A rebel spokesman told NBC News:

President Obama is sending contradictory messages. He promised to help, and now promises delays.

He first said that using chemicals weapons was a red line, which meant there was a green light for killing Syrians with bombs and tanks and guns.

Now the red line was crossed, and crossed again.

President Obama says he wants to act, but is behaving like the British saying he can only act with the will of his people.

If congress votes against a military action, it will mean the American people don't want to help the Syrian people.

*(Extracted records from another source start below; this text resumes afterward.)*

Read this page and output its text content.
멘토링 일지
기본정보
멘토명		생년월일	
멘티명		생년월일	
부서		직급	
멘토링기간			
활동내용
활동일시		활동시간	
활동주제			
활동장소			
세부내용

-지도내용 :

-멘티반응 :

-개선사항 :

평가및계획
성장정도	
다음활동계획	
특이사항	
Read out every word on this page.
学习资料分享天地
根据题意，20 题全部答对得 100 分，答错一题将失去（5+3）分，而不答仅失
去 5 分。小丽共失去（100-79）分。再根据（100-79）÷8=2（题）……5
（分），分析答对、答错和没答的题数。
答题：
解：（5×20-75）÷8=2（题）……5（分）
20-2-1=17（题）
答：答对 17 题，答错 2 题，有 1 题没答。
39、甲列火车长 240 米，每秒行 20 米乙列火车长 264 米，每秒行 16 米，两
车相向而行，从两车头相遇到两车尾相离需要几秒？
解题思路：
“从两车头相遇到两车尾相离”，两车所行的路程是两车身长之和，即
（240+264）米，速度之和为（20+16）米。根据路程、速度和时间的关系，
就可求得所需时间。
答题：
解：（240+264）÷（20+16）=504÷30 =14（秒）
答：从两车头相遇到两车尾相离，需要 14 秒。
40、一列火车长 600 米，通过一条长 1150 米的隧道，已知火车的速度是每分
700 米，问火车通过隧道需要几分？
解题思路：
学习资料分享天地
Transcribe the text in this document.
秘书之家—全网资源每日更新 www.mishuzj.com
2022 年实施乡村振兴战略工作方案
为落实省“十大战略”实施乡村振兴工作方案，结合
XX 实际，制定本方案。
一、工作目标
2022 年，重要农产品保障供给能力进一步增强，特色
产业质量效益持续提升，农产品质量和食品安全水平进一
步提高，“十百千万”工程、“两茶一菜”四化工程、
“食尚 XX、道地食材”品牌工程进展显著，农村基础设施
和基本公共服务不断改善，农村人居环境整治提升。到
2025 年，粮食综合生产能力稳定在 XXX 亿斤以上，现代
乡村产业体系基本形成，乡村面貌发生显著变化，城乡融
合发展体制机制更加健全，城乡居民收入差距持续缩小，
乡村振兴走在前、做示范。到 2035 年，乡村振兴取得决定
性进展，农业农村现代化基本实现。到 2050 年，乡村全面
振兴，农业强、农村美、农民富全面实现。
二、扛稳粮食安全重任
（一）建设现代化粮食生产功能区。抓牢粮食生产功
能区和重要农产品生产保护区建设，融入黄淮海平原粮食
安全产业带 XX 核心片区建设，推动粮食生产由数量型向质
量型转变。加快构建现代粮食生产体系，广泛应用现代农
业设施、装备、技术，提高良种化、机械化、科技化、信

US Secretary of State Kerry reassures Syrian opposition

US Secretary of State John Kerry spoke to the Syrian opposition leader to underscore the determination of the United States to hold the Syrian government accountable for using chemical weapons, a US official said.

Mr Kerry spoke with Syrian Opposition Coalition President Ahmed Assi al-Jarba to underscore President Barack Obama's "commitment to holding the Assad regime accountable for its chemical weapons attack against its own people on August 21st," a senior State Department official said.

Kerry also spoke with the foreign ministers of Saudi Arabia and Japan about Syria.

Republicans 'glad' Obama seeks Congress approval

Republican House Speaker John Boehner (R-OH), Majority Leader Eric Cantor (R-VA), Majority Whip Kevin McCarthy (R-CA) and Conference Chair Cathy McMorris Rodgers (R-WA) issued the following joint statement:

Under the Constitution, the responsibility to declare war lies with Congress.

We are glad the president is seeking authorization for any military action in Syria in response to serious, substantive questions being raised.

In consultation with the president, we expect the House to consider a measure the week of September 9th.

This provides the president time to make his case to Congress and the American people.